生産管理では「モノの流れ」を最適化しますが、販売管理では「お金の流れ」と「顧客との約束」を管理します。これらの連携を強化できると、より正確な需要予測に基づいた生産計画が可能になります。また、販売管理から得られる市場の動向や顧客のニーズ情報を生産管理に反映させることで、過剰在庫や欠品のリスクを最小限に抑えられます。
生産管理からの製造進捗を販売管理が把握することは、顧客に対する正確な納期回答にもつながります。このように、生産管理と販売管理の連携は、企業全体の競争力向上と持続的な成長を促します。
まとめ
生産管理とは、「QCD」(品質・コスト・納期)の最適化によって顧客満足度と企業収益の向上を実現する重要な業務です。QCDを最適化するには、プロセスの標準化、デジタル技術の活用、人材育成を総合的に推進することが求められます。

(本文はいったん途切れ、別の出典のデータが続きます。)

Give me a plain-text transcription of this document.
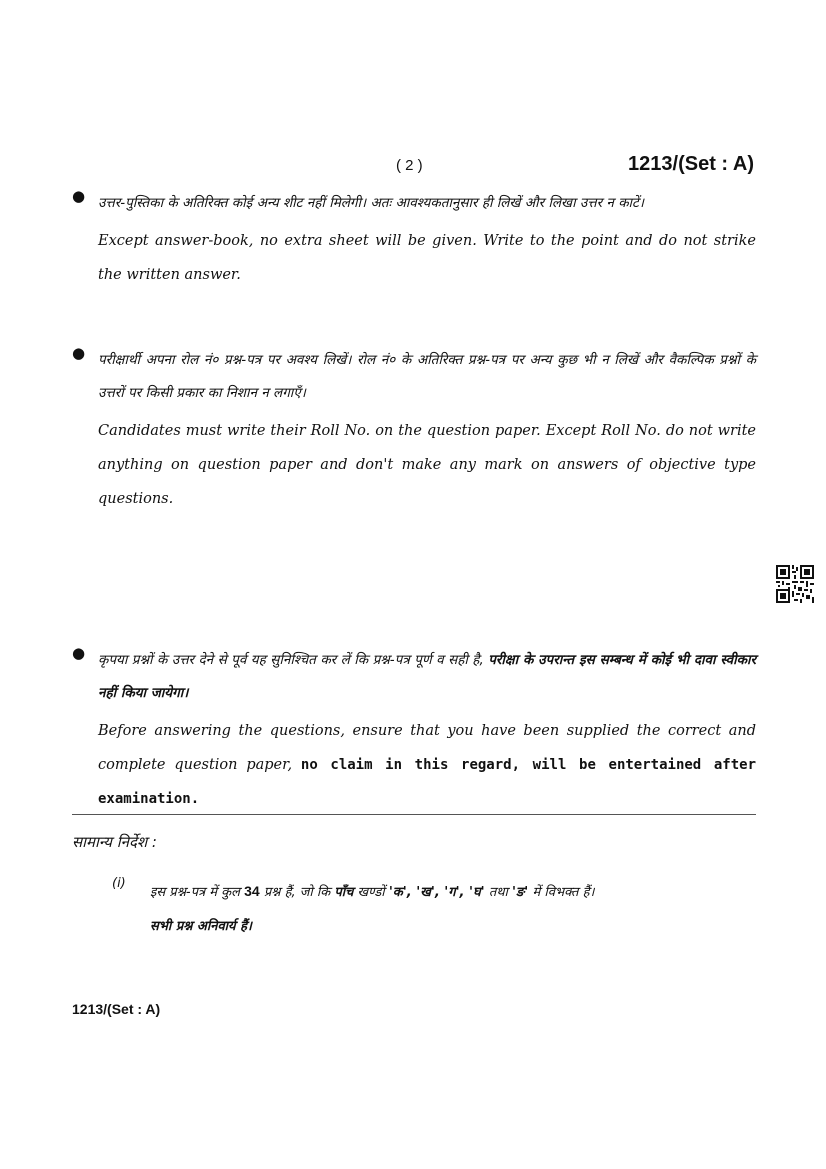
( 2 )	1213/(Set : A)
● उत्तर-पुस्तिका के अतिरिक्त कोई अन्य शीट नहीं मिलेगी। अतः आवश्यकतानुसार ही लिखें और लिखा उत्तर न काटें।
Except answer-book, no extra sheet will be given. Write to the point and do not strike the written answer.
● परीक्षार्थी अपना रोल नं० प्रश्न-पत्र पर अवश्य लिखें। रोल नं० के अतिरिक्त प्रश्न-पत्र पर अन्य कुछ भी न लिखें और वैकल्पिक प्रश्नों के उत्तरों पर किसी प्रकार का निशान न लगाएँ।
Candidates must write their Roll No. on the question paper. Except Roll No. do not write anything on question paper and don't make any mark on answers of objective type questions.
● कृपया प्रश्नों के उत्तर देने से पूर्व यह सुनिश्चित कर लें कि प्रश्न-पत्र पूर्ण व सही है, परीक्षा के उपरान्त इस सम्बन्ध में कोई भी दावा स्वीकार नहीं किया जायेगा।
Before answering the questions, ensure that you have been supplied the correct and complete question paper, no claim in this regard, will be entertained after examination.
सामान्य निर्देश :
(i)
इस प्रश्न-पत्र में कुल 34 प्रश्न हैं, जो कि पाँच खण्डों 'क', 'ख', 'ग', 'घ' तथा 'ङ' में विभक्त हैं।
सभी प्रश्न अनिवार्य हैं।
1213/(Set : A)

また、利益の最大化を追求するなら、生産管理と販売管理の連携強化も不可欠です。抱えている課題を整理し、自社の状況に応じた改善策を段階的に実施しながら、持続的な成長を実現しましょう。
よくある質問
生産管理とは?
生産管理とは「注文を受けてから製品を販売するまでの全工程」に関わる「品質」「コスト」「納期」を適切に計画・実行・管理する業務のことです。需要の予測から生産計画の策定、材料の調達、製造工程の監視による品質の確保、在庫の調整まで、生産活動に関わるあらゆる工程を統括的に管理します。

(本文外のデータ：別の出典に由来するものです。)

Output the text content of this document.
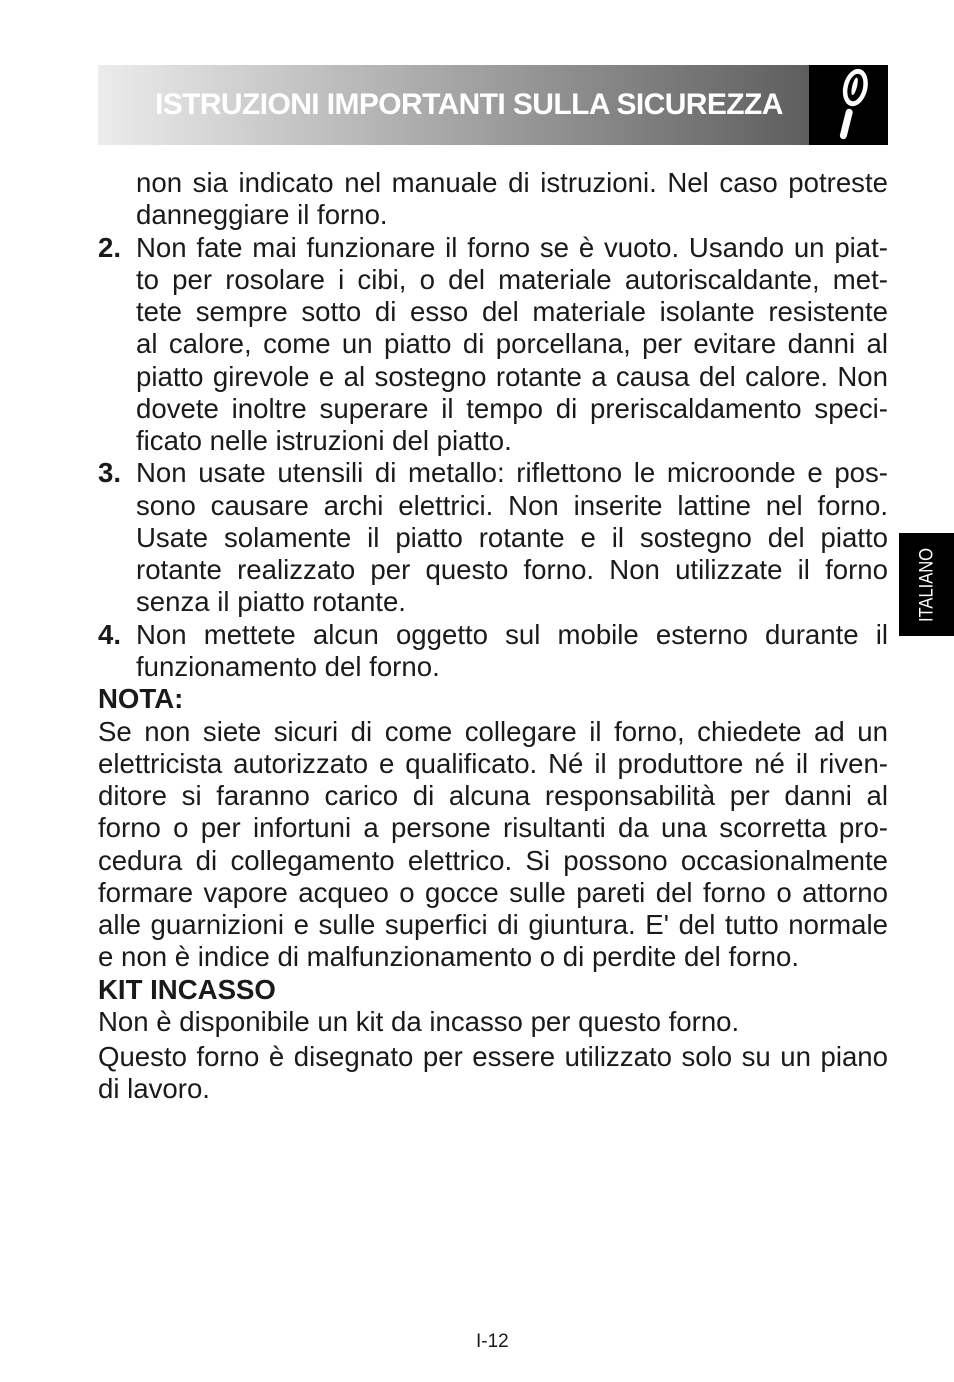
ISTRUZIONI IMPORTANTI SULLA SICUREZZA
non sia indicato nel manuale di istruzioni. Nel caso potreste
danneggiare il forno.
2. Non fate mai funzionare il forno se è vuoto. Usando un piat-
to per rosolare i cibi, o del materiale autoriscaldante, met-
tete sempre sotto di esso del materiale isolante resistente
al calore, come un piatto di porcellana, per evitare danni al
piatto girevole e al sostegno rotante a causa del calore. Non
dovete inoltre superare il tempo di preriscaldamento speci-
ficato nelle istruzioni del piatto.
3. Non usate utensili di metallo: riflettono le microonde e pos-
sono causare archi elettrici. Non inserite lattine nel forno.
Usate solamente il piatto rotante e il sostegno del piatto
rotante realizzato per questo forno. Non utilizzate il forno
senza il piatto rotante.
4. Non mettete alcun oggetto sul mobile esterno durante il
funzionamento del forno.
NOTA:
Se non siete sicuri di come collegare il forno, chiedete ad un
elettricista autorizzato e qualificato. Né il produttore né il riven-
ditore si faranno carico di alcuna responsabilità per danni al
forno o per infortuni a persone risultanti da una scorretta pro-
cedura di collegamento elettrico. Si possono occasionalmente
formare vapore acqueo o gocce sulle pareti del forno o attorno
alle guarnizioni e sulle superfici di giuntura. E' del tutto normale
e non è indice di malfunzionamento o di perdite del forno.
KIT INCASSO
Non è disponibile un kit da incasso per questo forno.
Questo forno è disegnato per essere utilizzato solo su un piano
di lavoro.
ITALIANO
I-12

詳しくは、記事内の「生産管理とは」にて解説しています。
生産管理におけるQCDの関係性とは?
「品質(Quality)」「コスト(Cost)」「納期(Delivery)」の3つが生産管理の対象です。これらは互いに影響し合う関係性にあります。トレードオフの関係性を理解し、状況に応じて柔軟に対応すること、そしてPDCAサイクルを活用しながら改善行動を続けることが大切です。
詳しくは、記事内の「QCDの関係性」をご覧ください。
生産管理を最適化するには?
生産管理の効率化や最適化を実現するには、「プロセスの標準化と改善」「デジタル技術の活用」「人材の育成と組織づくり」が重要です。どれか一つに取り組むのではなく、自社の状況に応じて複数を組み合わせて実行すると、効果をより高められるでしょう。
詳しくは、記事内の「生産管理を効率化・最適化するには」にて解説しています。